A Guided-to-Autonomous Policy Learning method of Deep Reinforcement Learning in Path Planning

This study introduces a Guided-to-Autonomous Policy Learning (GAPL) method that improves the training efficiency and composite optimization of Deep Reinforcement Learning (DRL) in path planning. Under this method, firstly, we introduce the concept of guiding rewards as a reward enhancement mechanism, which, based on Rapidly-exploring Random Trees (RRT) and Artificial Potential Field (APF) algorithm, effectively addresses the challenge of training efficiency. We then propose the Guided-to-Autonomous Reward Transition (GART) model to solve the combined challenges of balancing training efficiency with composite optimization problems, which lies in the evolutionary refinement of the reward structure, initially dominated by guiding rewards, transiting progressively toward a focus on rewards that emphasize composite optimization, specifically minimizing the distance and time to the end point.

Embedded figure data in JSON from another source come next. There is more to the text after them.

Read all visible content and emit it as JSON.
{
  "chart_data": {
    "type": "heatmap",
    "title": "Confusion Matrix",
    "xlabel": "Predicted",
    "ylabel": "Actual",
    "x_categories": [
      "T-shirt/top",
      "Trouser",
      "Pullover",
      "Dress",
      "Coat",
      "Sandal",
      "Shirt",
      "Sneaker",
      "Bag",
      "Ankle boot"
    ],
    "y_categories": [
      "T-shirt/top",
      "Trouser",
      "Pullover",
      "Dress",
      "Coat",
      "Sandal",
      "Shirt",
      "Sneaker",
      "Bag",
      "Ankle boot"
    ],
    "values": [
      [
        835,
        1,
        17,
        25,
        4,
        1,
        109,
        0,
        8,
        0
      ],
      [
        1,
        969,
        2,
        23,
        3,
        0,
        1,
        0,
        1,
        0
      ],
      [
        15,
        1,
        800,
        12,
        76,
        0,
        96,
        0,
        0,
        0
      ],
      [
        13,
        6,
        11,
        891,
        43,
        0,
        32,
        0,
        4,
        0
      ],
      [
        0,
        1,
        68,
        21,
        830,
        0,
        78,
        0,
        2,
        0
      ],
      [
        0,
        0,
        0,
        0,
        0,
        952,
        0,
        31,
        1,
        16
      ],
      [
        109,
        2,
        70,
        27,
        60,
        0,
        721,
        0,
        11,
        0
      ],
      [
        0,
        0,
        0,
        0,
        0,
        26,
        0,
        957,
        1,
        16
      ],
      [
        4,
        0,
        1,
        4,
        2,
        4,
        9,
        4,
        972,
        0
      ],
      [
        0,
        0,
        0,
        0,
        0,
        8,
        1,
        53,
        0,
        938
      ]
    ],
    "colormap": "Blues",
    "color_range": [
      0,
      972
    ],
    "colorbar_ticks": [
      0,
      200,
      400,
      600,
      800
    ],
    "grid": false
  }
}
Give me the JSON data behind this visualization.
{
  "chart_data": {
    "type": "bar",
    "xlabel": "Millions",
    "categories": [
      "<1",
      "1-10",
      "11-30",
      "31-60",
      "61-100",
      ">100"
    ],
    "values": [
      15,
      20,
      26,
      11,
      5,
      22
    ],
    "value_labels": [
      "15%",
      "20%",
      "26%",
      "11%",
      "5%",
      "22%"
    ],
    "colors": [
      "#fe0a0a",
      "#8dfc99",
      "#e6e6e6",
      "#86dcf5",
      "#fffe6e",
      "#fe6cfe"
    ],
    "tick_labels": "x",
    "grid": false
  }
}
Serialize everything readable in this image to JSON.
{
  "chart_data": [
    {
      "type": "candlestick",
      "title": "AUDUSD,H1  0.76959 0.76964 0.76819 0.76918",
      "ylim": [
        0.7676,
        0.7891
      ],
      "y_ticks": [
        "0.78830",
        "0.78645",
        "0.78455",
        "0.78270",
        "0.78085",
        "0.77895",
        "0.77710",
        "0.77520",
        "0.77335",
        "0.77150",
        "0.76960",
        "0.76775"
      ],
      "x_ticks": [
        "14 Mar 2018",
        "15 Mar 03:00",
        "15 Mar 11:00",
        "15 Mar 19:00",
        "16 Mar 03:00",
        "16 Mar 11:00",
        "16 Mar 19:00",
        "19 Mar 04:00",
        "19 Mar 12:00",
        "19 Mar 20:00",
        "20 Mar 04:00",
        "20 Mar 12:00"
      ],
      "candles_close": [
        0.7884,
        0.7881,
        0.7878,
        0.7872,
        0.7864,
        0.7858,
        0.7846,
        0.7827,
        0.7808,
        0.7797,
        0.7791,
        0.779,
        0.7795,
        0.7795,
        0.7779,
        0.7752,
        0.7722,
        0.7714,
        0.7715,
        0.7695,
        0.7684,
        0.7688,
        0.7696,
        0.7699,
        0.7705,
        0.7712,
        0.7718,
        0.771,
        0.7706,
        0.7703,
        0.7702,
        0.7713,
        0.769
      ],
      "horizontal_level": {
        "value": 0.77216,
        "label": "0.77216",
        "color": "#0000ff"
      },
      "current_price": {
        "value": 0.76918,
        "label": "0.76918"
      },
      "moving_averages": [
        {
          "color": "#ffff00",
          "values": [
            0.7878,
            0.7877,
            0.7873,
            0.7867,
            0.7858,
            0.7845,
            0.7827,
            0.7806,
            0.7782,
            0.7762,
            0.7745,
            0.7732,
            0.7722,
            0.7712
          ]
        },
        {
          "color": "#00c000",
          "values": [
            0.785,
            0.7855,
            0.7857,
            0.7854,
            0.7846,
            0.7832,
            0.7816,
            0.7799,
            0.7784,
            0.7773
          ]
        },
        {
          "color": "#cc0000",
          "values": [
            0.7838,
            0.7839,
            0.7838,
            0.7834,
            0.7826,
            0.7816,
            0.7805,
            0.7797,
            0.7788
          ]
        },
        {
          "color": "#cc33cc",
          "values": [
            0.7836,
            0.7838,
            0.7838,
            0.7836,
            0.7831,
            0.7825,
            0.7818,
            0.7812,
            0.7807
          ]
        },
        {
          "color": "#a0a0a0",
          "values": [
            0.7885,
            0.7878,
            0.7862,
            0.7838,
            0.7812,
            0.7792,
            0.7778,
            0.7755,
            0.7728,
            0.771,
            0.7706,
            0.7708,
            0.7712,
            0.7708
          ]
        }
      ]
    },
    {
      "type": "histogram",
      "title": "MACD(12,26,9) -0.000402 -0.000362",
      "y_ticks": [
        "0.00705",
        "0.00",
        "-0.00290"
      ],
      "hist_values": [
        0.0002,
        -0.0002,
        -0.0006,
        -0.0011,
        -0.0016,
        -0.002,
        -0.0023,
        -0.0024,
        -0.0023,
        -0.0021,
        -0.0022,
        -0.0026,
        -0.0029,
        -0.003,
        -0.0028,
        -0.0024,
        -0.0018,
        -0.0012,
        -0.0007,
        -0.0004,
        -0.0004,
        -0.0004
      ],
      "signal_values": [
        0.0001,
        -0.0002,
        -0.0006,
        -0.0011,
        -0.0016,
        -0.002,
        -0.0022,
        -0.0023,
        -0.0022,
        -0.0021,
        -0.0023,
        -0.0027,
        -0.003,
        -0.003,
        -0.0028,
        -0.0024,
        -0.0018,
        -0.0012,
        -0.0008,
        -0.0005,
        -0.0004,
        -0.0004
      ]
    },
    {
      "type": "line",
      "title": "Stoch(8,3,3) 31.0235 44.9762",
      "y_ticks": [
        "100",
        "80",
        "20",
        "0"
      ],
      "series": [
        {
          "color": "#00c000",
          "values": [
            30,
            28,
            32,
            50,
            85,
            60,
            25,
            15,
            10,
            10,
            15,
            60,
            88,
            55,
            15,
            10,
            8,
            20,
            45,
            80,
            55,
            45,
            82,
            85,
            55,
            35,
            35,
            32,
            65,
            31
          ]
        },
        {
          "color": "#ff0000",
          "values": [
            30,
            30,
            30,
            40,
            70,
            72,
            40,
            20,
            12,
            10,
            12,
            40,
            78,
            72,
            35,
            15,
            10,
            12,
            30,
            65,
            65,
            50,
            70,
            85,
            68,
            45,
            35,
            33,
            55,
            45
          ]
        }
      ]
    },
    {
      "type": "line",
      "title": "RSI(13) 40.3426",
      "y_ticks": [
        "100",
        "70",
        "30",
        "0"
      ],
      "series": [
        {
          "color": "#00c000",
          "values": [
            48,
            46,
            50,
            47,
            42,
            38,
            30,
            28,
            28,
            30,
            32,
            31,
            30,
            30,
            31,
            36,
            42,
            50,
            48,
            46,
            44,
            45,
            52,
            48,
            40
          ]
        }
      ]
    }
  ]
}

Simulated experiments in static obstacle settings and mixed dynamic-static obstacle environments demonstrate that: 1) guiding rewards play a significant role in enhancing training efficiency; 2) the GAPL method yields superior composite optimization outcomes for path planning compared to conventional methods, and it effectively addresses the issue of training efficiency in conventional DRL method.